Note the current implementation of line_iterator can be used with the full source, but not with the pruned source if it didn't coincide with the end of the source file.

dblaikie added inline comments.May 16 2021, 10:42 AM

This still isn't valid - there's no guarantee that end is dereferenceable. (using [] doesn't make the code any safer/different - it's still a dereference)


Either the code will need to unconditionally copy the StringRef into a std::string (in which case, maybe it'd be simpler if the SourceCode structure stored the data in a std::string in the first place? then it wouldn't need the MemoryBuffer member either, since it wouldn't be holding live pointers to the memory mapped file) - or the line_iterator would need to be fixed or a different tool used - which, maybe that's the thing to do? If the original code that extracted the relevant lines already used the line iterator (so features like blank line skipping, etc, have already been handled) - maybe this code could do something simpler, like splitting on newlines, rather than using the full line iterator?

aorlov added inline comments.May 16 2021, 11:31 AM

I just used the same checking as llvm/lib/Support/LineIterator.cpp, line 47:

assert(Buffer.getBufferEnd()[0] == '\0');

Any suggestions?


Note currently line_iterator does not skip blank lines.
I will prepare an own implementation without llvm::line_iterator.

aorlov updated this revision to Diff 345722.May 16 2021, 12:37 PM
aorlov marked an inline comment as done.May 16 2021, 12:39 PM

I've got no specific comments on the source code, just one small nit in the test. I'll leave @dblaikie to continue the rest of the review.


It would probably be a good idea to run the exact same check for GNU output (or llvm-addr2line), just to cover our bases. That way, if the behaviour ever diverges in the future, there's a clear test to update.

aorlov updated this revision to Diff 345880.May 17 2021, 7:45 AM
aorlov marked an inline comment as done.
jhenderson added inline comments.May 18 2021, 12:50 AM

I think "output" is a more common term to use and easier to understand.


No need to repeat "source context" in this text - it's implied by the top-level comment.


This is simpler and more traditional for the input arguments.
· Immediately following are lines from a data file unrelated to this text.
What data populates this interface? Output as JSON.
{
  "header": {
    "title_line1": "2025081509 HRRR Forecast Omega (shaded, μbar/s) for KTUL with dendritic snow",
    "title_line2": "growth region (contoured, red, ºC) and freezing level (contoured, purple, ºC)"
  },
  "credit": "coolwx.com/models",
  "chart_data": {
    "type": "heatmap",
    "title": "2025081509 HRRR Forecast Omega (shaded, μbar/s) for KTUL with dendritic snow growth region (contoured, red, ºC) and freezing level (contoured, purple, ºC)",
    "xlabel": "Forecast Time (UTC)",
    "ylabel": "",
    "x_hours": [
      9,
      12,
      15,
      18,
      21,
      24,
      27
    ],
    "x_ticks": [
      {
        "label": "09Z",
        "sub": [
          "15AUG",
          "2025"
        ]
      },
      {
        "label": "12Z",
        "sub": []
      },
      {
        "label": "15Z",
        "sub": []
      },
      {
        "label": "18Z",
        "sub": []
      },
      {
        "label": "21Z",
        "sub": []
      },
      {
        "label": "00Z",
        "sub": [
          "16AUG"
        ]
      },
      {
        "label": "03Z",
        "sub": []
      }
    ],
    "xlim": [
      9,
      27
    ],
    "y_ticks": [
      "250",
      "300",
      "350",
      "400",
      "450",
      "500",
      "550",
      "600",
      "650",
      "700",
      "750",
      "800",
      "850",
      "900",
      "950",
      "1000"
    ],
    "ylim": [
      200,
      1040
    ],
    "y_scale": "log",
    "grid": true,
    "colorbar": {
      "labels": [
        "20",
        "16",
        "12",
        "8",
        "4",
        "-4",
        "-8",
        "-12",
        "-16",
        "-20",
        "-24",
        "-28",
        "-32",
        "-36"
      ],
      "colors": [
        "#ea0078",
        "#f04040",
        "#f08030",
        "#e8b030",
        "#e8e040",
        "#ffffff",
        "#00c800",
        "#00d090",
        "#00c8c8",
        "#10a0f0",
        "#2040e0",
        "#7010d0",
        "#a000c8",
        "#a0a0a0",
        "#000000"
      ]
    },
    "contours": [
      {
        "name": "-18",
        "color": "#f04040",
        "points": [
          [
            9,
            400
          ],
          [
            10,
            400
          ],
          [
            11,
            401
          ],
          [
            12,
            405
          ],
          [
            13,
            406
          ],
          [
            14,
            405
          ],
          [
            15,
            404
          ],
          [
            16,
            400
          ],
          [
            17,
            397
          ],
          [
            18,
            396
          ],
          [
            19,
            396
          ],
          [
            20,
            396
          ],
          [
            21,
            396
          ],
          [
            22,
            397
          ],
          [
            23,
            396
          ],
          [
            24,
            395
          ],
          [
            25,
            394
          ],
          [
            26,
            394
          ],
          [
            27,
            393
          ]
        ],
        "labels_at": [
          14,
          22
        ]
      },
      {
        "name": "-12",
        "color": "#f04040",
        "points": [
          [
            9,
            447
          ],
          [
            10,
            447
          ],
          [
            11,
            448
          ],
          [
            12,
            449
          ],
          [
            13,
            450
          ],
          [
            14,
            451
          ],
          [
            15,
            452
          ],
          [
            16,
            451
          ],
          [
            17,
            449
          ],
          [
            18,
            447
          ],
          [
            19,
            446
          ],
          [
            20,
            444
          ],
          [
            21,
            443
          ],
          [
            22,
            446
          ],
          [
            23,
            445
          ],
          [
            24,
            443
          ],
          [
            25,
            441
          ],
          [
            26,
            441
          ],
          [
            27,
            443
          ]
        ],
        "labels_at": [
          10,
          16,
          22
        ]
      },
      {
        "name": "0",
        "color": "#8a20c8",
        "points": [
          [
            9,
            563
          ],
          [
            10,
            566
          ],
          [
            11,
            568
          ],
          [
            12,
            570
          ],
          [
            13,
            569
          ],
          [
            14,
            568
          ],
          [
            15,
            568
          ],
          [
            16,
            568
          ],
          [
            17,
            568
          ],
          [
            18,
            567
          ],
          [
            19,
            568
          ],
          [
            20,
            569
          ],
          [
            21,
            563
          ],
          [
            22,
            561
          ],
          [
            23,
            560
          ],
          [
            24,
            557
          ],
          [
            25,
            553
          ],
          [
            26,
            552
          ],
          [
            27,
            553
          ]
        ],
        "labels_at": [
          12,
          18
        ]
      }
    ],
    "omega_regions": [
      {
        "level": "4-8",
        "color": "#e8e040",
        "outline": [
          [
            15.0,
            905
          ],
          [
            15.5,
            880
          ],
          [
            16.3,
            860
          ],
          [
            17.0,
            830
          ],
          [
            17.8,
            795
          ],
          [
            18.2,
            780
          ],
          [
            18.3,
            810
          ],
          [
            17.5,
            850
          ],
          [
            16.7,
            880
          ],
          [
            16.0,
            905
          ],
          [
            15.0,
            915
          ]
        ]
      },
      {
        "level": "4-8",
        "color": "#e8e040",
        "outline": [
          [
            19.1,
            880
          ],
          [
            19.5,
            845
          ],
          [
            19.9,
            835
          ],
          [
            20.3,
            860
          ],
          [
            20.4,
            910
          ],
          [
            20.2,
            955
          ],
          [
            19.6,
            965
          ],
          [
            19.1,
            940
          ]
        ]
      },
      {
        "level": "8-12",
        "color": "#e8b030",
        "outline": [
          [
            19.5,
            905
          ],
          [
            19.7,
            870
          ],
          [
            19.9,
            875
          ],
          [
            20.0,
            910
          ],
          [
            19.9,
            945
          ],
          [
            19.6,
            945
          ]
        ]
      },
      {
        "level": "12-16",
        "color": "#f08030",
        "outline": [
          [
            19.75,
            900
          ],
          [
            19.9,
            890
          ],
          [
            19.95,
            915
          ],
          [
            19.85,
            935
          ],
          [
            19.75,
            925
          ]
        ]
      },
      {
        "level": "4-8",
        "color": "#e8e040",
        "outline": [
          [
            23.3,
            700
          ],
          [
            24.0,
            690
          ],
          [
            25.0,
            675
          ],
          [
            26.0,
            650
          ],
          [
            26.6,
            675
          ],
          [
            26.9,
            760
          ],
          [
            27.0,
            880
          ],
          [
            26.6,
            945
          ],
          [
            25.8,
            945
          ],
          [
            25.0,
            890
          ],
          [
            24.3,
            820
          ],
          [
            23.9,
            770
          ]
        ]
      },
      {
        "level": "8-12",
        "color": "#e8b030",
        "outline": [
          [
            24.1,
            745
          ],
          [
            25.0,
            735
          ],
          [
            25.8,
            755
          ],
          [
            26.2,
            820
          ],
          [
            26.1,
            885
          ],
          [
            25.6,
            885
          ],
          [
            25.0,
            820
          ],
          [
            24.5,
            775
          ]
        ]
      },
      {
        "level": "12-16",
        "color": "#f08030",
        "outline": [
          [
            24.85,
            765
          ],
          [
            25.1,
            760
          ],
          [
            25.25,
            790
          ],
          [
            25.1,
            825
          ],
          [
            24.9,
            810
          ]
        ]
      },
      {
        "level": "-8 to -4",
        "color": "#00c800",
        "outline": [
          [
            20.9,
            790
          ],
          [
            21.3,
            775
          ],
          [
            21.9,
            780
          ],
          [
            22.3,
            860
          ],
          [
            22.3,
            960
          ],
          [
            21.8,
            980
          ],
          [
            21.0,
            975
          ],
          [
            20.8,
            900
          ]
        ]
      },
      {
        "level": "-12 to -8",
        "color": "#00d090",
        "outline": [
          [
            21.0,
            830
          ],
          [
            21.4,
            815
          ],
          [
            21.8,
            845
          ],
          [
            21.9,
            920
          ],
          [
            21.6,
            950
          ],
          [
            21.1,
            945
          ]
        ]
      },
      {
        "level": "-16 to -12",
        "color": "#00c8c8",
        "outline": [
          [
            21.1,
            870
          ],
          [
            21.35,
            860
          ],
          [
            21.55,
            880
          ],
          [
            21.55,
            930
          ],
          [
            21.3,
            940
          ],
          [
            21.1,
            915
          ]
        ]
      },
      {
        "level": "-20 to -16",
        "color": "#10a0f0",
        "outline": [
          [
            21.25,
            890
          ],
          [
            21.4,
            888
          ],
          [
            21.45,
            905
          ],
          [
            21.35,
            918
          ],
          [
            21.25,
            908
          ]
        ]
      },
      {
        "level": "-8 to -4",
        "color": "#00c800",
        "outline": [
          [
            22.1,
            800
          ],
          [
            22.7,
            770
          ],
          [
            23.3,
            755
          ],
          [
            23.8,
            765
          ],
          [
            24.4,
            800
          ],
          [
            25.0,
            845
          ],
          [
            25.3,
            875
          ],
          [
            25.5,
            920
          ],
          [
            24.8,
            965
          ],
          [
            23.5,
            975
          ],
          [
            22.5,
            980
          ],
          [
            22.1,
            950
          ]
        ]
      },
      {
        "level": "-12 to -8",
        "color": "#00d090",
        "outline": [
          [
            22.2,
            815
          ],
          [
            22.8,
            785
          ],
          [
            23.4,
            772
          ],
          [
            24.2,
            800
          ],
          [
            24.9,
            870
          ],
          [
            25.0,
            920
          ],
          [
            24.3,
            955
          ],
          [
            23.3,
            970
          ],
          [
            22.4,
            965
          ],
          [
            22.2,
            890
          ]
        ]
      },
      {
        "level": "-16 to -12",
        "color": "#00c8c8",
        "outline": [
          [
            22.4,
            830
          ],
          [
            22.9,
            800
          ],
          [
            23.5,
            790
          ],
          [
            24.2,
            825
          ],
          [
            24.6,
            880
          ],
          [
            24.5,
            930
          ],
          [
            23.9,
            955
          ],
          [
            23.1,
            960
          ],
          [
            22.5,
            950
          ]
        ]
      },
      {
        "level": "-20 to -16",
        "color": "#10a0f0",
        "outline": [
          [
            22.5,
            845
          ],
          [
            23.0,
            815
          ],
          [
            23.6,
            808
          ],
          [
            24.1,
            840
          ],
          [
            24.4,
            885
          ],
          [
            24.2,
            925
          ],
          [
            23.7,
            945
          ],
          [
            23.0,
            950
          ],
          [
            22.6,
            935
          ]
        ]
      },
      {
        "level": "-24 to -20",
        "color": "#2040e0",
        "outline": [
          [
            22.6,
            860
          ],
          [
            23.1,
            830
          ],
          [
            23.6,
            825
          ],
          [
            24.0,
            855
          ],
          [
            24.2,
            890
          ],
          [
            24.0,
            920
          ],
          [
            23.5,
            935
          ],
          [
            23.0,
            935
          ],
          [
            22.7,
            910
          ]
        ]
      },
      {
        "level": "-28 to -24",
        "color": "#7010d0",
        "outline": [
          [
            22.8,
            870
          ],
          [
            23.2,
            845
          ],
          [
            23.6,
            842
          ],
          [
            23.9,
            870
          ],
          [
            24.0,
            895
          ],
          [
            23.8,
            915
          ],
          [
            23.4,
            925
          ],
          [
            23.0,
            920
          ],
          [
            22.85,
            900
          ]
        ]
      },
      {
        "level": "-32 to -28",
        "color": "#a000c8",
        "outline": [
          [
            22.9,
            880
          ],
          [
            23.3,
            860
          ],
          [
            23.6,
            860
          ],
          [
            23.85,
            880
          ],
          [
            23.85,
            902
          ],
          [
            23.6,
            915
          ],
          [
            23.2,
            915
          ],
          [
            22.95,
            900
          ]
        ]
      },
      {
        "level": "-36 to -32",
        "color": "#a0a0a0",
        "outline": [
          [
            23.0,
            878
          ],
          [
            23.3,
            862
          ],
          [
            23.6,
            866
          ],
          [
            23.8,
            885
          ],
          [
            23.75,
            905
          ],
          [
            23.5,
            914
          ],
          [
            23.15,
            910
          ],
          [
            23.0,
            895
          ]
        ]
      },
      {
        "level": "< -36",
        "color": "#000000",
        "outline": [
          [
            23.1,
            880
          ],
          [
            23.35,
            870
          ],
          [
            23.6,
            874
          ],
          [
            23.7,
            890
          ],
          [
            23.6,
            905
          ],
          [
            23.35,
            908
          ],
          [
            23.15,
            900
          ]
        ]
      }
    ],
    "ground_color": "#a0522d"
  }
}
Also CODE is the default and not needed.


There's only one small difference between this and the LLVM style, if I'm not mistaken. You could avoid duplciation by doing something like:

; RUN: ... | FileCheck ... --check-prefixes=COMMON,LLVM;
; RUN: ... | FileCheck ... --check-prefixes=COMMON,GNU

;      COMMON:foo
;   LLVM-NEXT:/source.c:3:13
;    GNU-NEXT:/source.c:3
; COMMON-NEXT:2  : // Line 2
; COMMON-NEXT:3 >: void foo() {}
; COMMON-NEXT:4  : // Line 4
aorlov updated this revision to Diff 346297.May 18 2021, 4:20 PM
aorlov marked 8 inline comments as done.

Test looks good to me. I'm leaving the source for @dblaikie.

Sure, seems OK. Thanks!

jhenderson accepted this revision.May 20 2021, 12:10 AM

Formally: LGTM!

This revision is now accepted and ready to land.May 20 2021, 12:10 AM
This revision was automatically updated to reflect the committed changes.